謎は全て解けた
「よかったよかった。さすがに心の友たちを拒絶されたら、怒り心頭だったよ……!」
怒られなくてよかった……。
「私」はこれ以上、祈里の機嫌を損ねずに済んで安心する。
『……ところでさ』
「うん?」
心に余裕が出来ると、親友二人に改めて思う所があって、どうしても気になり聞かないとむずむすするので尋ねる。
『……よっちゃんとまーちゃん、中身と外見、逆じゃない?』
「うんそだね、私もつくづくそう思ってる」
文化部の活発元気娘と体育会系の寡黙文学少女。
どうしてここまで入れ違ったのか。
「学校の七不思議の一つに検討されてるくらいだよ……」
『いや、そこまではさすがにないでしょ』
冷静に突っ込む「私」。
「うん。というか七不思議とかうちの学校にないし」
そんなものは創作の中で話を面白くするためのネタに過ぎないと、祈里は言い切った。意外に現実的なんだなと思った。
「さっきから誰と喋ってんの? 頭でも打ってついに霊でも見えるようになったか?」
「ついにって何よ。そんなフラグあったかね?」
「いや祈里は元々頭おかしいから、これ以上はおかしくならないだろ。だったら霊能力に目覚めたかと」
「ん、美香、名推理」
『ぷっ』
思わず吹き出してしまう「私」。
「てめえら……」
怒りをあらわにする私。
「ま、新しい子が来たんでしょ」
ひたすらフラットに茉莉が答えを言ってしまう。
「素っ気ないなあ。そうだよ。今日の朝生まれたんだ」
「あーそっか。もうそろそろって昨日も言ってたもんな。じゃ、初めまして祈里、親友のよっちゃんこと美香だ」
「同じくまーちゃんこと茉莉。よろしく」
『よ、よろしく』
「よ、よろしくだって」
『つかえたのは再現しなくていいから……!』
「はいはーい。今度から気を付けます」
そんなセルフ喧嘩を生暖かい目で友人たちは眺めている。
「あいあい、よろしゅうなー」
「ん、よろしく」
「でもよ。お二人さん」
美香が珍しく真面目な顔で忠告してくる。
口に出して会話するのはやめた方がいいぞ?
「まあだいたいの人間が通った道だから、察してくれるとは思うがね」
「あー……、そうか、だから学校来る時、みんなが私を見てたんだ!」
謎は、全て、解けた。
「てっきり今日の私のびぼーが格別に輝き過ぎているのかと」
「「自分で言うなよ」」
『自分で言うなよ』
というか登校中の一人二役の掛け合いを、しかも祈里のセリフだけ抜き出して公衆の面前にに晒していたなんて。

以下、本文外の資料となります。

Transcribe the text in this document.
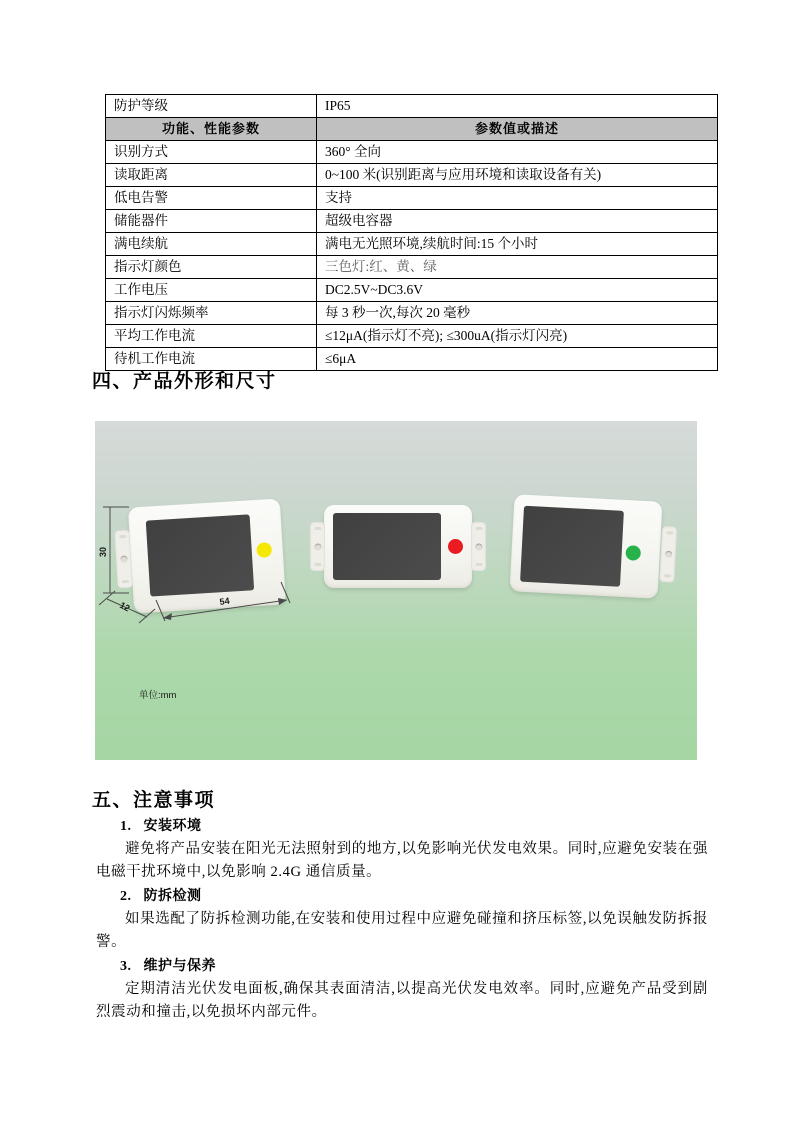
防护等级	IP65
功能、性能参数	参数值或描述
识别方式	360° 全向
读取距离	0~100 米(识别距离与应用环境和读取设备有关)
低电告警	支持
储能器件	超级电容器
满电续航	满电无光照环境,续航时间:15 个小时
指示灯颜色	三色灯:红、黄、绿
工作电压	DC2.5V~DC3.6V
指示灯闪烁频率	每 3 秒一次,每次 20 毫秒
平均工作电流	≤12μA(指示灯不亮); ≤300uA(指示灯闪亮)
待机工作电流	≤6μA
四、产品外形和尺寸
30
12	54
单位:mm
五、注意事项
1. 安装环境

避免将产品安装在阳光无法照射到的地方,以免影响光伏发电效果。同时,应避免安装在强电磁干扰环境中,以免影响 2.4G 通信质量。

2. 防拆检测

如果选配了防拆检测功能,在安装和使用过程中应避免碰撞和挤压标签,以免误触发防拆报警。

3. 维护与保养

定期清洁光伏发电面板,确保其表面清洁,以提高光伏发电效率。同时,应避免产品受到剧烈震动和撞击,以免损坏内部元件。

「私」は自分のことで精一杯だったから気づかなかったけど、きっとたいそう奇異の目で見られていたに違いない。
『恥ずかしい……穴があったら入りたい……』
「そんなら心のあなに……おっといけないいけない」
『心の穴に潜んでなさい』
初めての心内会話は変な感触だった。
「私」の
フォークのような鋭さはなく、スプーンの丸みでつんつん突かれているようでこそばゆい。
他に例えるなら、耳たぶにふっーと生暖かい息を吹きかけられているようなじれったさ。
『ふーふー』
『やめて、本当にくすぐったいからやめて』
『えへへ。これはあれだ。テレパシーだな、何というか………………すごいな』
『語彙の乏しさがすごい』
我々は超能力者になったのだーと妙なテンションで浮かれる私を、「私」は心のジト目で眺めていた。
こいつ、精神年齢が実年齢よりかなり低いのではと本気で不安になった。